The tag consists of a Monza R6 chip and a small primer antenna built into what Elbaz calls a hard tag, with an electromagnetic coupling to a secondary antenna composed of a flexible thread. The tag is designed to be easily sewn onto the edge of an item and can withstand heat-sealing processes, so it can also be attached via adhesive. Moreover, Munier says, the tag enables a serial number to be laser-printed onto it so that users can visually identify it when needed.

Several companies are currently beta-testing the new tag, Munier says, and although he declines to name those businesses, he says they are in the hospitality and health-care sectors. Typically, tags are being attached to linens and towels along the hem, where they are difficult to detect. They are then put through the typical use case: used by patients, guests or employees of a company, then sent to laundry services. The tags are read automatically via fixed RFID readers built into chutes, laundry receiving areas or portals. Handheld readers can also be used by employees who receive, distribute or ship out the laundered or unlaundered items.

Didier Elbaz

UBI Solutions’ UBI Cloud software captures each tag ID read and manages that data, making it available for users to view where and when goods have moved through specific areas. This information helps hotels or hospitals to understand when they may be running low on specific inventory, as well as carry out billing or replenishment. For laundry service providers, the technology can help them to manage the movements of goods through their own facilities, or view when a customer may require a pickup if that customer is sharing RFID-based data with the service provider.
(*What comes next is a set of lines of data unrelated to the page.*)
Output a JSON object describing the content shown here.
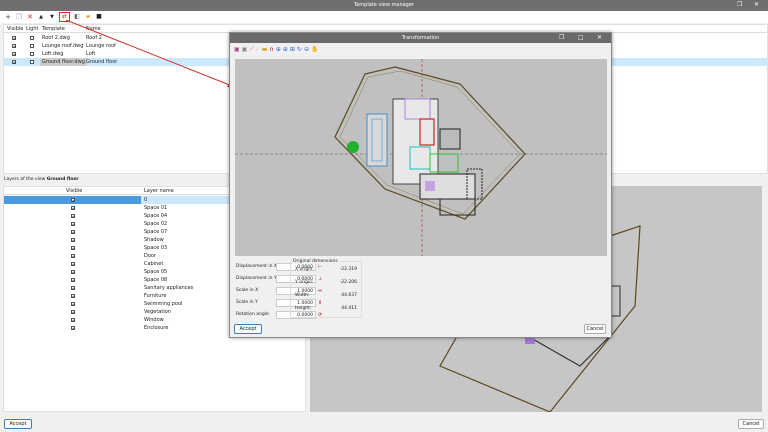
{
  "window": {
    "title": "Template view manager"
  },
  "toolbar": {
    "icons": [
      "add-icon",
      "copy-icon",
      "delete-icon",
      "move-up-icon",
      "move-down-icon",
      "transform-icon",
      "layers-icon",
      "open-folder-icon",
      "save-icon"
    ]
  },
  "templates": {
    "columns": [
      "Visible",
      "Light",
      "Template",
      "Name"
    ],
    "rows": [
      {
        "visible": true,
        "light": false,
        "template": "Roof 2.dwg",
        "name": "Roof 2"
      },
      {
        "visible": true,
        "light": false,
        "template": "Lounge roof.dwg",
        "name": "Lounge roof"
      },
      {
        "visible": true,
        "light": false,
        "template": "Loft.dwg",
        "name": "Loft"
      },
      {
        "visible": true,
        "light": false,
        "template": "Ground floor.dwg",
        "name": "Ground floor",
        "selected": true
      }
    ]
  },
  "layers": {
    "label": "Layers of the view",
    "view_name": "Ground floor",
    "columns": [
      "Visible",
      "Layer name"
    ],
    "rows": [
      "0",
      "Space 01",
      "Space 04",
      "Space 02",
      "Space 07",
      "Shadow",
      "Space 03",
      "Door",
      "Cabinet",
      "Space 05",
      "Space 08",
      "Sanitary appliances",
      "Furniture",
      "Swimming pool",
      "Vegetation",
      "Window",
      "Enclosure"
    ]
  },
  "footer": {
    "accept": "Accept",
    "cancel": "Cancel"
  },
  "dialog": {
    "title": "Transformation",
    "fields": [
      {
        "label": "Displacement in X",
        "value": "0.0000"
      },
      {
        "label": "Displacement in Y",
        "value": "0.0000"
      },
      {
        "label": "Scale in X",
        "value": "1.0000"
      },
      {
        "label": "Scale in Y",
        "value": "1.0000"
      },
      {
        "label": "Rotation angle",
        "value": "0.0000"
      }
    ],
    "original": {
      "title": "Original dimensions",
      "items": [
        {
          "label": "X origin:",
          "value": "-22.319"
        },
        {
          "label": "Y origin:",
          "value": "-22.206"
        },
        {
          "label": "Width:",
          "value": "44.637"
        },
        {
          "label": "Height:",
          "value": "44.411"
        }
      ]
    },
    "accept": "Accept",
    "cancel": "Cancel"
  },
  "colors": {
    "selection": "#cce8ff",
    "highlight": "#d0312d",
    "titlebar": "#6f6f6f"
  }
}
Fenotag will sell its own version of the new tag as the FenoTEX-1358R6P. “For Fenotag,” Elbaz says, “there is always a new demand with a new market approach and a challenge to take up. Our strength is to be able to manage RF design internally,” including the antenna, the material used, the packaging, and cosmetic and personalization design specifications. The manufacturing is accomplished at the same site in France.

“This tag is only [one] step forward for the textile RFID industry,” Elbaz states. “Many other steps are already in our hands,” he says, and the company intends to propose other innovations in the future.